The Thai government is aware of this, and in recent years has been ramping up efforts to promote innovation and R&D, to enhance the country’s global competitiveness. One of the latest measures has been increasing corporate tax deductions to 300 percent of R&D spending. Authorities are also considering the creation of one central department to facilitate all R&D-related processes. “The long-term goal is to turn Thailand into a knowledge-based economy and society,” confirms Somchet Thinapong, chairman of the National Innovation Agency (NIA). “Thailand ranks below Singapore and Malaysia in terms of R&D budget, but I am proud to state that the current government supports R&D in Thailand and the budget for R&D is gradually moving from 0.4 to 3 percent,” explains Yongvut Saovapruk, governor of the Thailand Institute of Scientific and Technological Research (TISTR). The Institute was created in 1963 and currently focuses on the development of agricultural and food technology, pharmaceuticals as well as natural products. “In order to continue growing as an organization we must be innovative by conducting R&D. But besides innovation it is crucial to perform technology transfer,” adds Saovapruk.

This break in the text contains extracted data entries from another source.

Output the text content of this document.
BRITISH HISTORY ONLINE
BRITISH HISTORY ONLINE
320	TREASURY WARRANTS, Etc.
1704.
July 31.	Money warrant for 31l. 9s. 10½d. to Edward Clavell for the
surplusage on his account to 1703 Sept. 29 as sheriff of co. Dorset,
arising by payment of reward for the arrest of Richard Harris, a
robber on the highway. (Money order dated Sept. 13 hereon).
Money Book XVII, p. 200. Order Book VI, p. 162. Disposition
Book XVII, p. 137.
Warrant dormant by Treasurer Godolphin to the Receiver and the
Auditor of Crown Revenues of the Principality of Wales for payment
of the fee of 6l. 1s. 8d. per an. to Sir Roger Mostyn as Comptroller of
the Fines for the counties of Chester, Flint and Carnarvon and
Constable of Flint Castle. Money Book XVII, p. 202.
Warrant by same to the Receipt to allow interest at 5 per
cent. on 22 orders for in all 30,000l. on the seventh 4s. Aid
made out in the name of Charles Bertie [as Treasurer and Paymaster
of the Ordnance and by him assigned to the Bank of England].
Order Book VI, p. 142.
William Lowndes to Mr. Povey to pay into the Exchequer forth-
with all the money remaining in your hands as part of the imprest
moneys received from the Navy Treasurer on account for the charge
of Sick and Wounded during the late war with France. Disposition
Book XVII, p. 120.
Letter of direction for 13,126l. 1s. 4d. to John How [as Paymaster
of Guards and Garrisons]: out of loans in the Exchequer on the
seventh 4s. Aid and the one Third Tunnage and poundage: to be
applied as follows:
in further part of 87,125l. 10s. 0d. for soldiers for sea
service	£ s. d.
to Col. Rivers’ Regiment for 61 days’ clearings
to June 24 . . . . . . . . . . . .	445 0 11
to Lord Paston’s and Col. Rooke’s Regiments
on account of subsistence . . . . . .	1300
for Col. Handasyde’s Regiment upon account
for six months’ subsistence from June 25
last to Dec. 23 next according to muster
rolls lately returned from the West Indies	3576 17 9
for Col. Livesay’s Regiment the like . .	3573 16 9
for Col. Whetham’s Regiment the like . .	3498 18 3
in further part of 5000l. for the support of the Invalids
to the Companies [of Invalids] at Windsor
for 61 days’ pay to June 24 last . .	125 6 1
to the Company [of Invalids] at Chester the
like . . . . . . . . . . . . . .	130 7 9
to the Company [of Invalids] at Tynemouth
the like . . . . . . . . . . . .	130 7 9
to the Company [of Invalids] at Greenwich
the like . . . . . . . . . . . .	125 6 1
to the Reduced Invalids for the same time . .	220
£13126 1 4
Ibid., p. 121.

“The current government supports R&D in Thailand and the budget for R&D is gradually moving from 0.4 to 3 percent.”

Yongvut Saovapruk – Thailand Institute of Scientific and Technological Research (TISTR)

To support R&D efforts in the life science sector, back in 2002-03 the government established the Thailand Science Park (TSP), a hub destined to private sector’s industrial R&D activities under the management of the National Science and Technology Development Agency (NSTDA), as well as Thailand’s Center of Excellence for Life Sciences (TCELS). “The organization is vital to the development of technology creation in Thailand and works as an intermediary platform to exchange ideas with both local companies and international organizations,” explains Nares Damrongchai, CEO of the center. “Thailand is at a pivotal turning point in the healthcare and life sciences industry because it is trying to grow and position itself as a place to invest and conduct research,” he points out. Currently, the nation’s main income generating sectors are tourism, car manufacturing and electronics, but there is space for the healthcare and life sciences sector to develop. “Thailand is in a transitional phase and we are going to see regulatory changes in the coming years that will allow for more transparent business practices and will create a more welcoming environment for companies to invest,” he claims.

Although it is too early to say whether these measures will be effective, many in the pharmaceutical industry believe Thailand can play a prominent role in clinical R&D. “Our neighboring nations offer economic incentives for foreign investors by providing tax breaks, but the advantage of conducting R&D in Thailand, as opposed to our neighboring Southeast Asian nations is the space we have to conduct clinical trials, as well as the strategic geographic location,” points out Saovapruk.

One organization betting on Thailand’s capacity to compete globally in this field is ACLIRES, whose ambition is to promote the Kingdom as a destination for early phase studies. “Thailand is an especially unique environment to conduct clinical trials because it is part of a fast growing environment. The potential here for companies is endless,” explains Renate Schirrow, senior vice president for operations. Sirilak Suteekul of Boehringer Ingelheim states that, “over the last 10 years many policies have already changed, which have allowed for early stage (phase II) studies to grow at an exponential rate and for the development of phase one studies to start. If Thailand is able to rally up a bit more support from the government, […] I believe it would lead to massive expansion of growth in the local healthcare, life science and pharmaceutical sectors.”